Today, after a “long goodbye,” President Barack Obama finally sent Robert Gates into the sunset. Checking off Washington’s established list of accolades, the President praised his former Defense Secretary for leading the fight for “wounded warriors” and against wasteful spending. He also thanked Gates for rescuing him from Afghanistan and Iraq, where the administration “ended our combat mission and are responsibly ending that war.”
Another predictable speech from Obama, in other words, on a day that three more U.S. troops died in an Iraqi combat situation.
Obviously the White House wasn’t about to challenge a status quo that has cocooned the former Defense Secretary in glory. Polishing his legacy was the mission objective. Hailing Gates as “a humble American patriot; a man of common sense and decency; quite simply, one of our nation’s finest public servants,” Obama told Gates that he’s, “not only one of the longest-serving Secretaries of Defense in American history, but it is also clear that you’ve been one of the best.”
We wouldn’t have been surprised if Obama praised Gates for his policy in Yemen, where he openly admitted to having none. Thus we cannot be surprised, even if his words delivered a momentary shock, when Obama told the next generation of American leaders to be like Robert Gates.
“So today we not only pay tribute to a remarkable public servant; we celebrate the principles for which he served and for which our nation stands. I believe the life of Bob Gates is a lesson, especially to young Americans, a lesson that public service is an honorable calling; that we can pass our country, better and stronger, to those who follow.”

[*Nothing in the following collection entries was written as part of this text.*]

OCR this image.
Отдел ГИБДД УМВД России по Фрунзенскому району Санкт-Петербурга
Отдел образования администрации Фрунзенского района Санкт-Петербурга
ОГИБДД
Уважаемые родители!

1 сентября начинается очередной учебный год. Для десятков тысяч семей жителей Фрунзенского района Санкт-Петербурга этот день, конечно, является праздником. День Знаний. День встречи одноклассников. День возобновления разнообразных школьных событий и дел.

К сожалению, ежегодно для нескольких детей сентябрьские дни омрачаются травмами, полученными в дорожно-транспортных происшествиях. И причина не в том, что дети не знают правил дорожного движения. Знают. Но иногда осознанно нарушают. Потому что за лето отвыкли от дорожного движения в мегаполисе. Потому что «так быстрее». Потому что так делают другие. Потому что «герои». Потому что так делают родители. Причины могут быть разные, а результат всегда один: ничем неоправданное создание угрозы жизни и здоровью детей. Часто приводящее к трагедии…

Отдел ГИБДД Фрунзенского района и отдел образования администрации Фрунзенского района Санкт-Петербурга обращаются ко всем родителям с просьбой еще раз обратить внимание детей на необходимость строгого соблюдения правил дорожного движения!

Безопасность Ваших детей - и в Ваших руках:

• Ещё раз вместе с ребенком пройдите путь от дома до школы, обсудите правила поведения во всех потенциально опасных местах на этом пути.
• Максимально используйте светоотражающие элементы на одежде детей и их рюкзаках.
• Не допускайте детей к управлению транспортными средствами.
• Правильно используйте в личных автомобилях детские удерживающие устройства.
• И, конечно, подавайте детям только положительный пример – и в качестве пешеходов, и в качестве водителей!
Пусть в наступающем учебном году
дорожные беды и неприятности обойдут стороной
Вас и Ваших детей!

Compiling an accurate image of Gates isn’t a safe task. The vast distortion field created by Washington establishment and U.S. media has left many Americans believing Gates is everything they say: a realist, bi-partisan, humble. His legitimate campaign for wounded veterans has created an impression of good and sensitive governance, and his crusade against Pentagon spending won him wide support within the Democratic party. He supposedly oversaw two successful surges and withdrawals in Iraq and Afghanistan, and realigned U.S. foreign policy from the Middle East to China and the “multi-polar world” at large.

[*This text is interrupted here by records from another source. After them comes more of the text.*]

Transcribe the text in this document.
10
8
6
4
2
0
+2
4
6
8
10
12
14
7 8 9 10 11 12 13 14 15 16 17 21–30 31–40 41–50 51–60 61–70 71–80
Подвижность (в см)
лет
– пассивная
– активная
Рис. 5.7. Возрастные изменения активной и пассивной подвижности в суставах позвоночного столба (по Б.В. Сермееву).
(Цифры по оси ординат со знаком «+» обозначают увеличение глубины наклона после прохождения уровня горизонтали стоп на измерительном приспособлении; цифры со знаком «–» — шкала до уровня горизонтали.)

However Gates’s touch is far from golden once the government and media’s blinders are removed. In seeking to extend U.S. force levels in Iraq past 2011, Gates has already set the stage for a similar outcome in Afghanistan. After being hailed as a “compromiser” - backing Obama’s surge of 30,000 troops over 40,000 and now bringing them home three months sooner than General David Petraeus requested - Gates wanted another year to “break the Taliban’s momentum.” He served as a key driver in extending the war, not a brake system, and even admitted that Afghanistan's surge will run three times as long as Iraq’s.
A curtailing of Pentagon spending also dovetails into the future of America’s military: Special Forces and automated warfare. Although hailed as a way to keep America in hostile environments without deploying large numbers of ground forces, this future phase of warfare is becoming more detached from the local populations. The foundations of U.S. strategy against al-Qaeda remain suspect in every peripheral network. In North Africa, the Pentagon remains tethered to a suspect Algerian government and faces many of Afghanistan’s non-military challenges in Mali, Mauritania, Niger and the rest of the Sahel. The African Union’s campaign against al-Shabab is on the upswing in Somalia, yet the international community has now backed itself into a dependent relationship with Yoweri Museveni, Uganda’s president of 26 years and a current target of domestic unrest.
The Obama administration’s meltdown in Yemen can be traced directly to Gates and Petraeus, who secretly authorized and negotiated Obama’s military escalation with Ali Abdullah Saleh.
Having promoted Petraeus all the way to CIA Director and replacing himself with the drone-happy Leon Panetta, Gates has crafted a reckless policy for engaging al-Qaeda’s global nodes. Osama bin Laden’s death empowered their belief that pinpoint raids and drones are the answer to every asymmetric military threat facing America. This theory reaches a workable level of practicality when backstopping political action, which U.S. officials claim to understand. Yet as Gates voiced his objections over Libya, he passively supported Saudi Arabia's invasion of Bahrain and endorsed one-dimensional military operations in Yemen. Such base counter-terrorism is doomed to fail in the long-term fight against al-Qaeda.
Robert Gates leaves the Obama administration as one of the most distinguished Defense Secretaries in U.S. history. He also leaves the White House and Pentagon on the wrong side of the Arab Spring, after promoting successors to continue Riyadh's counter-revolution. Thus it is difficult to understand how the Pentagon is securely positioned for the future, for a potential 5-10 year cycle of revolution in the Middle East and Africa. America doesn’t need another Robert Gates or Leon Panetta - it needs minds that sincerely understand and relate to the Arab Spring. Minds that will aid the revolutions instead of creating new enemies.
And neither the American or Muslim youth need Obama to corrupt them.